Interior declined to provide any update on new locations for law enforcement officers along the border.

The agency says it has reason to celebrate the initiative. Interior officers have apprehended 7,183 migrants and seized 1,487 pounds of marijuana on federal land along the border, according to internal data shared with The Hill.

“The 2020 budget helps foster safe and drug-free communities by increasing funding for law enforcement,” the agency wrote in its budget proposal.

Larry Cosme, national executive vice president for the Federal Law Enforcement Officers Association, said some Interior officers supported their mission at the border.

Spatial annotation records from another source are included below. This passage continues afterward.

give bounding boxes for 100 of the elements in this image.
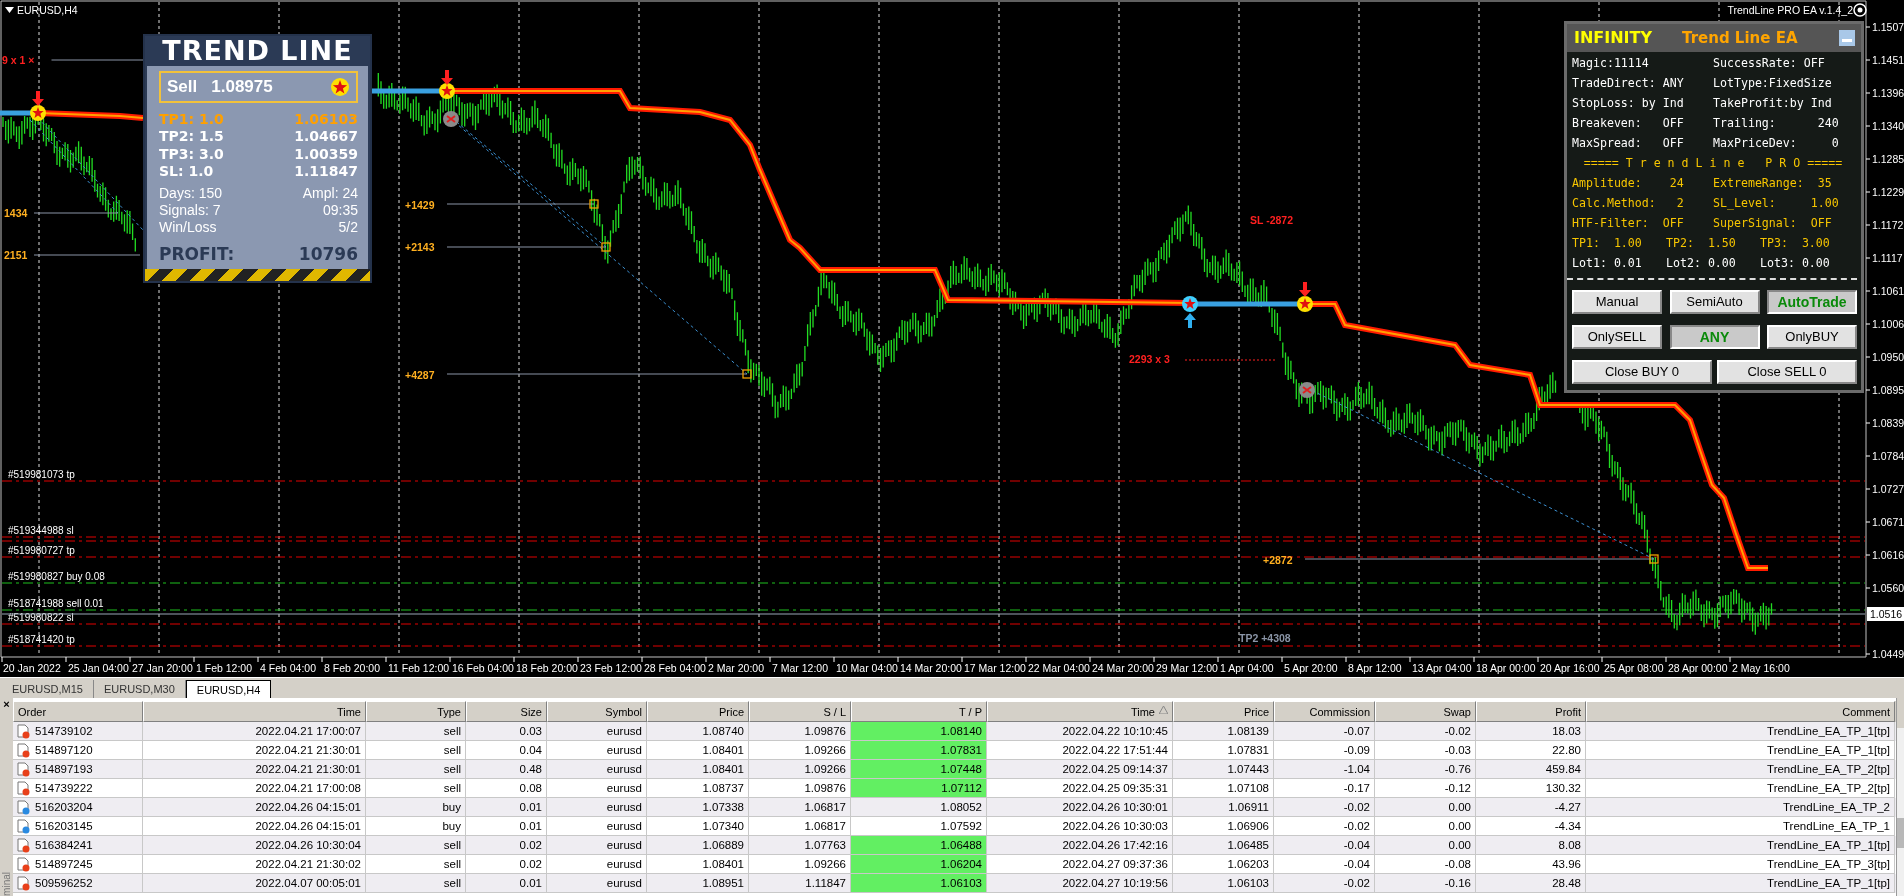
- profit-label: 2293 x 3: [1129, 353, 1170, 365]
- table-row[interactable]: 509596252 2022.04.07 00:05:01 sell 0.01 eurusd 1.08951 1.11847 1.06103 2022.04.27 10:19:56 1.06103 -0.02 -0.16 28.48 TrendLine_EA_TP_1[tp]: [13, 874, 1896, 893]
- price-label: 1.0950: [1872, 351, 1904, 363]
- column-header[interactable]: Order: [13, 701, 143, 722]
- mode-button[interactable]: OnlyBUY: [1767, 325, 1857, 349]
- table-cell-text: 516384241: [35, 837, 93, 853]
- mode-button[interactable]: Close BUY 0: [1572, 360, 1712, 384]
- table-row[interactable]: 516203145 2022.04.26 04:15:01 buy 0.01 eurusd 1.07340 1.06817 1.07592 2022.04.26 10:30:03 1.06906 -0.02 0.00 -4.34 TrendLine_EA_TP_1: [13, 817, 1896, 836]
- stat-value: 09:35: [322, 201, 358, 219]
- time-label: 4 Feb 04:00: [260, 662, 317, 674]
- expert-label: TrendLine PRO EA v.1.4_2: [1727, 4, 1853, 16]
- price-label: 1.0560: [1872, 582, 1904, 594]
- mode-button[interactable]: OnlySELL: [1572, 325, 1662, 349]
- target-label: TP3: 3.0: [159, 145, 224, 163]
- time-label: 28 Feb 04:00: [644, 662, 706, 674]
- panel-label: minal: [0, 872, 13, 896]
- table-cell: -0.02: [1274, 874, 1375, 894]
- time-label: 1 Apr 04:00: [1220, 662, 1274, 674]
- target-label: TP2: 1.5: [159, 128, 224, 146]
- mode-button[interactable]: Close SELL 0: [1717, 360, 1857, 384]
- target-price: 1.04667: [294, 128, 358, 146]
- panel-title: INFINITY: [1574, 27, 1653, 49]
- column-header[interactable]: Time: [987, 701, 1173, 722]
- column-header[interactable]: Size: [466, 701, 547, 722]
- table-cell-text: 516203204: [35, 799, 93, 815]
- profit-label: +2143: [405, 241, 435, 253]
- table-cell: 1.06204: [851, 855, 987, 875]
- column-header[interactable]: Swap: [1375, 701, 1476, 722]
- panel-subtitle: Trend Line EA: [1682, 27, 1798, 49]
- table-cell: sell: [366, 874, 466, 894]
- table-cell: 28.48: [1476, 874, 1586, 894]
- signal-price: 1.08975: [211, 76, 273, 98]
- table-cell: 0.01: [466, 874, 547, 894]
- order-label: #519980827 buy 0.08: [8, 571, 105, 582]
- table-row[interactable]: 516203204 2022.04.26 04:15:01 buy 0.01 eurusd 1.07338 1.06817 1.08052 2022.04.26 10:30:01 1.06911 -0.02 0.00 -4.27 TrendLine_EA_TP_2: [13, 798, 1896, 817]
- column-header[interactable]: Time: [143, 701, 366, 722]
- table-cell-text: 516203145: [35, 818, 93, 834]
- table-row[interactable]: 514897193 2022.04.21 21:30:01 sell 0.48 eurusd 1.08401 1.09266 1.07448 2022.04.25 09:14:37 1.07443 -1.04 -0.76 459.84 TrendLine_EA_TP_2[tp]: [13, 760, 1896, 779]
- setting-text: TP3: 3.00: [1760, 235, 1831, 253]
- time-label: 17 Mar 12:00: [964, 662, 1026, 674]
- time-label: 28 Apr 00:00: [1668, 662, 1728, 674]
- column-header[interactable]: Price: [647, 701, 749, 722]
- table-cell: 1.06103: [1173, 874, 1274, 894]
- stat-value: Ampl: 24: [302, 184, 358, 202]
- setting-text: StopLoss: by Ind: [1572, 95, 1685, 113]
- time-label: 2 Mar 20:00: [708, 662, 765, 674]
- panel-title: TREND LINE: [161, 36, 354, 66]
- order-label: #518741988 sell 0.01: [8, 598, 104, 609]
- table-row[interactable]: 516384241 2022.04.26 10:30:04 sell 0.02 eurusd 1.06889 1.07763 1.06488 2022.04.26 17:42:16 1.06485 -0.04 0.00 8.08 TrendLine_EA_TP_1[tp]: [13, 836, 1896, 855]
- column-header[interactable]: Symbol: [547, 701, 647, 722]
- setting-text: MaxPriceDev: 0: [1713, 135, 1840, 153]
- current-price-tag: 1.0516: [1867, 607, 1904, 621]
- order-label: #519981073 tp: [8, 469, 75, 480]
- setting-text: SuccessRate: OFF: [1713, 55, 1826, 73]
- price-label: 1.1229: [1872, 186, 1904, 198]
- table-cell-text: 514739222: [35, 780, 93, 796]
- time-label: 8 Feb 20:00: [324, 662, 381, 674]
- column-header[interactable]: S / L: [749, 701, 851, 722]
- price-label: 1.1396: [1872, 87, 1904, 99]
- price-label: 1.1117: [1872, 252, 1903, 264]
- column-header[interactable]: Commission: [1274, 701, 1375, 722]
- chart-title: EURUSD,H4: [17, 4, 78, 16]
- setting-text: TakeProfit:by Ind: [1713, 95, 1833, 113]
- table-cell-text: 514897245: [35, 856, 93, 872]
- column-header[interactable]: Profit: [1476, 701, 1586, 722]
- time-label: 22 Mar 04:00: [1028, 662, 1090, 674]
- signal-side: Sell: [167, 76, 198, 98]
- column-header[interactable]: T / P: [851, 701, 987, 722]
- table-cell: 1.06488: [851, 836, 987, 856]
- setting-text: ExtremeRange: 35: [1713, 175, 1833, 193]
- mode-button[interactable]: SemiAuto: [1669, 290, 1760, 314]
- table-row[interactable]: 514739102 2022.04.21 17:00:07 sell 0.03 eurusd 1.08740 1.09876 1.08140 2022.04.22 10:10:45 1.08139 -0.07 -0.02 18.03 TrendLine_EA_TP_1[tp]: [13, 722, 1896, 741]
- time-label: 8 Apr 12:00: [1348, 662, 1402, 674]
- column-header[interactable]: Type: [366, 701, 466, 722]
- price-label: 1.0727: [1872, 483, 1904, 495]
- time-label: 23 Feb 12:00: [580, 662, 642, 674]
- table-cell: 2022.04.27 10:19:56: [987, 874, 1173, 894]
- time-label: 24 Mar 20:00: [1092, 662, 1154, 674]
- close-button[interactable]: ×: [3, 698, 10, 710]
- target-price: 1.00359: [294, 145, 358, 163]
- time-label: 20 Jan 2022: [3, 662, 61, 674]
- column-header[interactable]: Price: [1173, 701, 1274, 722]
- price-label: 1.1006: [1872, 318, 1904, 330]
- setting-text: MaxSpread: OFF: [1572, 135, 1685, 153]
- chart-tab[interactable]: EURUSD,H4: [185, 680, 272, 698]
- column-header[interactable]: Comment: [1586, 701, 1895, 722]
- table-row[interactable]: 514739222 2022.04.21 17:00:08 sell 0.08 eurusd 1.08737 1.09876 1.07112 2022.04.25 09:35:31 1.07108 -0.17 -0.12 130.32 TrendLine_EA_TP_2[tp]: [13, 779, 1896, 798]
- profit-label: 2151: [4, 249, 28, 261]
- price-label: 1.0784: [1872, 450, 1904, 462]
- table-cell: -0.16: [1375, 874, 1476, 894]
- profit-label: +2872: [1263, 554, 1293, 566]
- setting-text: Amplitude: 24: [1572, 175, 1685, 193]
- profit-label: +1429: [405, 199, 435, 211]
- table-cell: 1.08951: [647, 874, 749, 894]
- price-label: 1.0671: [1872, 516, 1904, 528]
- order-label: #519980727 tp: [8, 545, 75, 556]
- table-cell-text: 509596252: [35, 875, 93, 891]
- table-row[interactable]: 514897120 2022.04.21 21:30:01 sell 0.04 eurusd 1.08401 1.09266 1.07831 2022.04.22 17:51:44 1.07831 -0.09 -0.03 22.80 TrendLine_EA_TP_1[tp]: [13, 741, 1896, 760]
- mode-button[interactable]: Manual: [1572, 290, 1662, 314]
- table-row[interactable]: 514897245 2022.04.21 21:30:02 sell 0.02 eurusd 1.08401 1.09266 1.06204 2022.04.27 09:37:36 1.06203 -0.04 -0.08 43.96 TrendLine_EA_TP_3[tp]: [13, 855, 1896, 874]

"We, the men and women, civil servants, place the needs of our country above ourselves sometimes,” he said. “In this case, homeland defense and security is the need of our country and the men and women stand by to serve, protect and defend. At this time, it is along the southern border.”

But one NPS law enforcement officer who was detailed to the border said the arrest and drug-seizure numbers are little to boast about.

“Fifteen-hundred pounds on DOI land seems like nothing. That doesn’t seem low for now, though, because there is less marijuana on DOI lands than there were two years ago,” the officer told The Hill, pointing to the overall drop in marijuana smuggling at the border.

“This is an inappropriate use of government money. ... The numbers are the same. I was kinda hopeful that when Zinke left this would fade away, and this is very clearly not fading away.”

For comparison, U.S. Border Patrol seized 300,289 pounds of marijuana and arrested 396,579 illegal crossers in fiscal 2018.

Rep. Raúl Grijalva (D-Ariz.), chairman of the House Natural Resources Committee, which oversees Interior, called the department’s border program “a sustained attack on the rule of law.”

“The president’s border policies have gone from a political stunt to a sustained attack on the rule of law. He and his friends in Washington lie to the public and manipulate immigration data to excuse their racist, counterproductive efforts to militarize our border with one of our oldest allies,” Grijalva, whose congressional district borders Mexico, told The Hill in a statement Tuesday.

“Treating law enforcement agents like the president’s personal toys is a hallmark of a banana republic, not a functioning democracy,” he said.

Interior did not respond to a request for comment.

Grijalva on Wednesday will lead House Democrats in grilling Bernhardt, who is attending his first hearing in front of the committee as Interior chief, and the role of agency officers is expected to come up.

“The Interior Department needs to explain immediately why these transfers are a good use of taxpayer money,” Grijalva said. “And if it can’t, this farcical program needs to shut down.”